Porteiros

PRONTO PARA A ZELADORIA

ntônio Paulo da Silva trabalha como zelador do Edifício Timóteo da Costa, no Leblon, há um ano, depois de atuar como guardião de piscina e vigia noturno por mais de 20 anos, e de crescer vendo o pai à frente de um edifício. Zelador há pouco mais de um ano, é filho e irmão de porteiros. Ao chegar ao Rio, vindo do Ceará, há 36 anos, já teve início sua experiência. Foi morar no prédio em que o pai trabalhava, nas vizinhanças do edifício onde trabalha hoje. Aos treze anos, buscou a primeira oportunidade de trabalho, como boleiro em um clube próximo, o que o levou a buscar os cursos de guardião e operador de piscina, atividade que exerceu até 2015, grande parte deste período somando a esta atividade o emprego como vigia noturno. E é com base nesta experiência que se destaca nos cuidados com o Condomínio Timóteo da Costa. “Há alguns anos, quase não se ouvia falar em assalto na região. Hoje, todos os condomínios têm grades, câmeras e, ainda assim, todo cuidado é pouco. É a parte que mais exige dos profissionais em edifícios e sou bastente atento a isto”, afirma.

O Timóteo da Costa é um edifício com duas e entradas de garagem e a rotina de trabalho é intensa, especialmente, nos horários de maior movimento. “É bom que não ganho peso, estou sempre em forma”, brinca Antônio, um zelador de hobbys diferenciados. Ele gosta de nadar e de jogar tênis, atividades que adotou na experiência de trabalho no clube. Atualmente, um lazer que mantém nas folgas, jogando no Aterro do Flamengo ou no clube, onde volta em companhia de um morador. “Justamente, quem me trouxe para cá”, conta.

Quando propos a vaga, a úncia questão para Antônio foi se poderia levar a família, a esposa Regina e os filhos Lea, Marcos, Natanael e Rachel. Sabia que poderia dar a sua contribuir para o condomínio, a partir da vivência e do conhecimento que já tinha. E isto foi considerado pelos conselheiros para aprovar a sua contratação.
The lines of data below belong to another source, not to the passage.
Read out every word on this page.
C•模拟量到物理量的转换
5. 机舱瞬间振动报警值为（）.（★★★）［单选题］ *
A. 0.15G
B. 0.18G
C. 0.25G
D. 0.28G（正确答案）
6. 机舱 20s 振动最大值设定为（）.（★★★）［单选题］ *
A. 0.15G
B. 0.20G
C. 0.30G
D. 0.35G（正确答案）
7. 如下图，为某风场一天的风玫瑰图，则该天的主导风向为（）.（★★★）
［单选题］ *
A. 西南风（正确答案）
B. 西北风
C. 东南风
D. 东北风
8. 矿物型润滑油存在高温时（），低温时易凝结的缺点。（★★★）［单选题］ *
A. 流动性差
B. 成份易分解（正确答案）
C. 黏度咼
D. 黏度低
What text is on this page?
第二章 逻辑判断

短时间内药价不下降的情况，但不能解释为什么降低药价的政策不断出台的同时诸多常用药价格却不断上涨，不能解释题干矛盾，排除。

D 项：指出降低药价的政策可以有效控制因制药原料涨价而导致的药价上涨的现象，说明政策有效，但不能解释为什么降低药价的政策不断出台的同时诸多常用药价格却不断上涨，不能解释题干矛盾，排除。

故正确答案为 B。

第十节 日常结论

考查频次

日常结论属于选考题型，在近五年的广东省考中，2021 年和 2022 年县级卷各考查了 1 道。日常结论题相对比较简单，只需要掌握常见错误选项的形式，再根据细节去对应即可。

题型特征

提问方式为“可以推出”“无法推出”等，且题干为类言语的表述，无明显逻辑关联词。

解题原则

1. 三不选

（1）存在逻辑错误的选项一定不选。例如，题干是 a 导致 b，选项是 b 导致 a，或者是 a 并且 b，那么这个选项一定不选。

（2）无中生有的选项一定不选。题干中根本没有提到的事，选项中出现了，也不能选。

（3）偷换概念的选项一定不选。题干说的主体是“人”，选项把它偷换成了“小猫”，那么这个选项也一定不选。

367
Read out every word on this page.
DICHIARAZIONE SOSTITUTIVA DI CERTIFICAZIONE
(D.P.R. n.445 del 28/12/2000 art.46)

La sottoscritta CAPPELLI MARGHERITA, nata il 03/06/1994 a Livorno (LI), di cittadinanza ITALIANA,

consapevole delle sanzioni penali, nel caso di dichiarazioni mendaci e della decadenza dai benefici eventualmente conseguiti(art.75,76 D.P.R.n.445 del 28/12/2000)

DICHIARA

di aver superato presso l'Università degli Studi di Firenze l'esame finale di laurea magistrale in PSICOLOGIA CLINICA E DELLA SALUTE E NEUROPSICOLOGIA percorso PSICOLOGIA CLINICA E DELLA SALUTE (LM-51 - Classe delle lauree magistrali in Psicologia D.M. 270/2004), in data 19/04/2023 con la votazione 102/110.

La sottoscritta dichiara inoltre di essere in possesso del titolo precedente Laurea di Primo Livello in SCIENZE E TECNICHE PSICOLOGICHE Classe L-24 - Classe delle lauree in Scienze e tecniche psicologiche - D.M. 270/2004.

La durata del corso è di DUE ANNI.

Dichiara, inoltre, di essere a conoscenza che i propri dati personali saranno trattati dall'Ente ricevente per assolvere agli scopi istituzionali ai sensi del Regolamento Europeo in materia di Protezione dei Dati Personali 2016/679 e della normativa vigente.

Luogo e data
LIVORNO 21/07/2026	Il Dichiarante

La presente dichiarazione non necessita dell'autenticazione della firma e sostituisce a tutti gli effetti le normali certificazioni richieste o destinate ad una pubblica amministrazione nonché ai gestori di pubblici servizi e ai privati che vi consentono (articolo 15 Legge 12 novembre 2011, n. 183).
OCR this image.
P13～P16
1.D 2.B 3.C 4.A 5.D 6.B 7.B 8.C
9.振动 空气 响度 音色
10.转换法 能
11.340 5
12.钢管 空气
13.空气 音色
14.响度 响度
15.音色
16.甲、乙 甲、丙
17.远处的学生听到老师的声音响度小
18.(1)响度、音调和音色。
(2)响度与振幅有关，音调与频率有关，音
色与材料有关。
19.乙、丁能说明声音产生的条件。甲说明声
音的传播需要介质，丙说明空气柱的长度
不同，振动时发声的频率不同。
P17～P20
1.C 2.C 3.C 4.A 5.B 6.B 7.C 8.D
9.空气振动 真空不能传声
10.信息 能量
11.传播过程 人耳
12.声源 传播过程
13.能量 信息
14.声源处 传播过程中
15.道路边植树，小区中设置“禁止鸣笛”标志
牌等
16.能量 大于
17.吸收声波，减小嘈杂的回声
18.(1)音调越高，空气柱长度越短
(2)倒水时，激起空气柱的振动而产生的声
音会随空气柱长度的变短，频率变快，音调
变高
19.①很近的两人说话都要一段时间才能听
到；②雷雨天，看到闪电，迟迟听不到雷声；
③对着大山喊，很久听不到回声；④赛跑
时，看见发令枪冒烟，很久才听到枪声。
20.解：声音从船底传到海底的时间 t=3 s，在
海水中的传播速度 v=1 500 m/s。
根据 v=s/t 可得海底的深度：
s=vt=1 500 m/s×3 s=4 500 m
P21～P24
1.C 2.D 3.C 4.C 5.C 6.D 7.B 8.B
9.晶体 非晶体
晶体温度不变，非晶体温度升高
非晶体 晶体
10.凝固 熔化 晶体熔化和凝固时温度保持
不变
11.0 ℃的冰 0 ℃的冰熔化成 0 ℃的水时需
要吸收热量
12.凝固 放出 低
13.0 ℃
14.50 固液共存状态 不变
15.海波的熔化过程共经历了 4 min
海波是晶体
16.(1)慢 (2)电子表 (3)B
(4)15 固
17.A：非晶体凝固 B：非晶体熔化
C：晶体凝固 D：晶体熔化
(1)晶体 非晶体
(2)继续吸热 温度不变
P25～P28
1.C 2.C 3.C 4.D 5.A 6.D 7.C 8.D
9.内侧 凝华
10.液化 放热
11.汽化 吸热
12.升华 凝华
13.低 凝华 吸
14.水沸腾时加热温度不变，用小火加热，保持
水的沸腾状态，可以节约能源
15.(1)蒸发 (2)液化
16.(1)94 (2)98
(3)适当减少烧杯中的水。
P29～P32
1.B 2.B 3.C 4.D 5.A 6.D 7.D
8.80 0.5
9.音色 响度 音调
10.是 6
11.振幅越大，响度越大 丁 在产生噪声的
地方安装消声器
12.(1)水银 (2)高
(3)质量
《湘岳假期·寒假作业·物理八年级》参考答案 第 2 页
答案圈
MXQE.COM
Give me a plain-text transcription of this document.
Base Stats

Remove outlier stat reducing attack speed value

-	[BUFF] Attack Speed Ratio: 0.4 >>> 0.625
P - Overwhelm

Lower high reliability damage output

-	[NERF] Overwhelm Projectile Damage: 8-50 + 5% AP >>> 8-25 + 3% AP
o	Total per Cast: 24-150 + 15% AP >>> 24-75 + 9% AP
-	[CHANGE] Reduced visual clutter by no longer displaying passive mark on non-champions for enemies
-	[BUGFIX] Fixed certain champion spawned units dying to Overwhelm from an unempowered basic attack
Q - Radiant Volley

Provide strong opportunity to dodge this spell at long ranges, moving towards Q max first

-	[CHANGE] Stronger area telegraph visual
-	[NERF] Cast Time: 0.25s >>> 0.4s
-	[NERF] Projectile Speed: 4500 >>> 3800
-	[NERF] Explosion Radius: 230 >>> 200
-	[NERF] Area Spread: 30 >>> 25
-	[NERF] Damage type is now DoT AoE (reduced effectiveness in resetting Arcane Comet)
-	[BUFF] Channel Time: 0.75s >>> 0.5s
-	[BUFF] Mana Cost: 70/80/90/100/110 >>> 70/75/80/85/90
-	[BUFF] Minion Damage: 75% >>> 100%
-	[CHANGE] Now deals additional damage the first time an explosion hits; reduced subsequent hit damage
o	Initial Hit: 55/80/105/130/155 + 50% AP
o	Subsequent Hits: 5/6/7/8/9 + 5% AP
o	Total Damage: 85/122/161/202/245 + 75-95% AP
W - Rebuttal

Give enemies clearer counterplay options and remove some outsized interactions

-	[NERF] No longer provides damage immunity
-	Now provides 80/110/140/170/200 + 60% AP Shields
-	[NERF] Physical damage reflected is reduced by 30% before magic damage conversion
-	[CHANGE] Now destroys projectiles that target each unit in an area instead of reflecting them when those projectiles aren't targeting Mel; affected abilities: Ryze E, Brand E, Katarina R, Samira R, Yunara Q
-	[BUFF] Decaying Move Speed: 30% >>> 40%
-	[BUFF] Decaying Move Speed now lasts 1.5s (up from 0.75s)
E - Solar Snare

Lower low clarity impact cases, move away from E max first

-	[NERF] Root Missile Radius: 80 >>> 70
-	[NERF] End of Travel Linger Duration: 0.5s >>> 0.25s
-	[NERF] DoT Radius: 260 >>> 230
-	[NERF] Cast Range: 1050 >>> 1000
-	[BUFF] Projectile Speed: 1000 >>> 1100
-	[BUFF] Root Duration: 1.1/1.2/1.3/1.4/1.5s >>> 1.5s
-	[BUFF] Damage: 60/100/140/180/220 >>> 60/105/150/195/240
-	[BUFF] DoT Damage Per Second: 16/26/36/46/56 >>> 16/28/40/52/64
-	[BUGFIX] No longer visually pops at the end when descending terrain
A atitude sempre positiva é citada pela representante da síndica, Keila Ferreira, que é só elogios ao funcionário: “Antônio é muito solícito e comprometido. Sempre com um sorriso no rosto, tem iniciativa, busca soluções para as questões, reportando apenas o que não pode resolver. Foi uma contratação bastante feliz do condomínio”, elogia.

“Sou grato a Deus, pois o trabalho em condomínio é muito bom. Tem períodos calmos e agitados, especialmente, quando tem mais de uma obra ao mesmo tempo. Mas é maravilhoso acompanhar tudo e, ao final, ver tudo pronto, sabendo que tudo aconteceu com tranquilidade, que correu tudo bem e todos estão satisfeitos”, afirma Antônio.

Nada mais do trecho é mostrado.